The first step in the test is to compute an alignment score for each pair of sequences over the region selected by the user. These scores are the partitioned into two distributions. The first distribution is composed entirely from scores where both of the sequences used to compute the score are members of different user defined groups. This is called the between groups distribution. The second distribution is composed entirely from scores where both of the sequences used to compute the score are members of the same user defined group. Note that this includes scores from every group with two or more sequences. This distribution is called the within groups distribution.
These two distributions are plotted as cumulative distributions. That is the score is plotted versus the fraction of the scores in the distribution that are less than or equal to the score being plotted. The Kolmogorov-Smirnov D statistic (Dstat) is the maximum difference between the two distributions (along the fractional axis). Recent advances in the understanding of the distribution of values taken on by Dstat allow us to compute its one-sided significance probability. The one-sided significance probability is used rather than the two-sided significance probability because we are only interested in the case where the between groups distribution is composed of larger scores than the within groups distribution. The other situation, where the within groups distribution is composed of larger scores than the between groups distribution corresponds to either convergent evolution or some sort of selection in favor of divergence, situations that are not usually part of the hypothesis.

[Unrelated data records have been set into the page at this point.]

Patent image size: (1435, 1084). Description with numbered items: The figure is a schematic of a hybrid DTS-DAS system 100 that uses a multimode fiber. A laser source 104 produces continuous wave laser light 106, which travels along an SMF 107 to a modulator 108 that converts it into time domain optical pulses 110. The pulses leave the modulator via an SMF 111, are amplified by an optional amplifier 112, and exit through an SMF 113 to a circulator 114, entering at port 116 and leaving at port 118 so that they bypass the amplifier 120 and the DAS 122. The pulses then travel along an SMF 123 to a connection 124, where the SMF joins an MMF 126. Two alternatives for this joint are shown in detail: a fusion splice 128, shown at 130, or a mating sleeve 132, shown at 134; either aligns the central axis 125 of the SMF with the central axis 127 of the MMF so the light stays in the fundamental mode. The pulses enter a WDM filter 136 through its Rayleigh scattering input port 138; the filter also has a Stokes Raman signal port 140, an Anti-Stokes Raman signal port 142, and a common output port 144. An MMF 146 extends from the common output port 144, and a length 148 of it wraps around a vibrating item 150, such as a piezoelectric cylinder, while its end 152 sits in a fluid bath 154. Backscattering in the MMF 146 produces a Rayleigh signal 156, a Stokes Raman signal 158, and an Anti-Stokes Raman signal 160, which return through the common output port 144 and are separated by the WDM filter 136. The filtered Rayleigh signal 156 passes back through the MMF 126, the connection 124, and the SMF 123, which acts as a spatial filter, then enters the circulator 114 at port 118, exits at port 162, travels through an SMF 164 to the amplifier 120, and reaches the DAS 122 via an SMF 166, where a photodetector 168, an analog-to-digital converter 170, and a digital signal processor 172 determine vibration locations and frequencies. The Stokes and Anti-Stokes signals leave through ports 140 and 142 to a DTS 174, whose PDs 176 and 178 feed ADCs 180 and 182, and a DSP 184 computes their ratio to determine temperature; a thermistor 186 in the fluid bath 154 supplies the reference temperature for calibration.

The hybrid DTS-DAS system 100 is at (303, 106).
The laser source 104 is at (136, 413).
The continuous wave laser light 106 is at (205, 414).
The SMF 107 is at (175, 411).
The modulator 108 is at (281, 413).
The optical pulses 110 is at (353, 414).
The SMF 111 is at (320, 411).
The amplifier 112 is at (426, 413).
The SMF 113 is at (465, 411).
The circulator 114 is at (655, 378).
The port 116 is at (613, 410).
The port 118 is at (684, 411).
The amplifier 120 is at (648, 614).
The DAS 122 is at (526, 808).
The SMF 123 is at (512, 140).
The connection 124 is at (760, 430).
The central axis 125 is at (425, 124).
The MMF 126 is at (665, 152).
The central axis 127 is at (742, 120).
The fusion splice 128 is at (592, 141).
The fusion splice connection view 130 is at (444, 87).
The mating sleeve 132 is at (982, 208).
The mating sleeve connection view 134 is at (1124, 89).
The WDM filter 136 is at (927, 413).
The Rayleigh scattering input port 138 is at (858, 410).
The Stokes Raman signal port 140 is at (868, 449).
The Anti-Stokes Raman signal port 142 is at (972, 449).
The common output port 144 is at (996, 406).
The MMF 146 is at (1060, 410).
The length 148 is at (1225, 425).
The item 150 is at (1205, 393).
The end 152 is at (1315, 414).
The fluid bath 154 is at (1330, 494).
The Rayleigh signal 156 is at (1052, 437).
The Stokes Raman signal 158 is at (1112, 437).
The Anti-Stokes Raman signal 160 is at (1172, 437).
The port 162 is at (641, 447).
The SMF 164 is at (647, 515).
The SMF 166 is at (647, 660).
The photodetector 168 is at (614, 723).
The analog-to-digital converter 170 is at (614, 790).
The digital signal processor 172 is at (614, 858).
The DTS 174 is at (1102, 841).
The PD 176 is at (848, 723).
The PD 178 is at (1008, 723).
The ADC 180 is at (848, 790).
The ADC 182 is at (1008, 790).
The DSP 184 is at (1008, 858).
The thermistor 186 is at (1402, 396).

The Kolmogorov-Smirnov test was selected instead of the more common Studentís t test or the F test because it is sensitive to both the location of the distributions along the scores axis and to the shape of the distribution. Studentís t test is sensitive to only the location of the distributions and the F test is sensitive only to differences in the variance of the distribution, only one of several aspects affecting the shape of the distributions. Thus the Kolmogorov-Smirnov test can find the distributions to be different when either Studentís t test or the F test might have failed. Because of this it is necessary for the user to examine the plot carefully to determine the exact nature of the differences in the two distributions being tested. The user should exercise care that the biological hypothesis being examined should lead to the type of difference actually observed.
Examples of testing biological hypotheses with sequence data and the Kolmogorov-Smirnov test can be found in Nicholas and Graves, 1983 and in Nicholas and McClain, 1995. The Nicholas and Graves paper contains an extended discussion of formulating Kolmogorov-Smirnov tests that correspond to different kinds of biological hypotheses.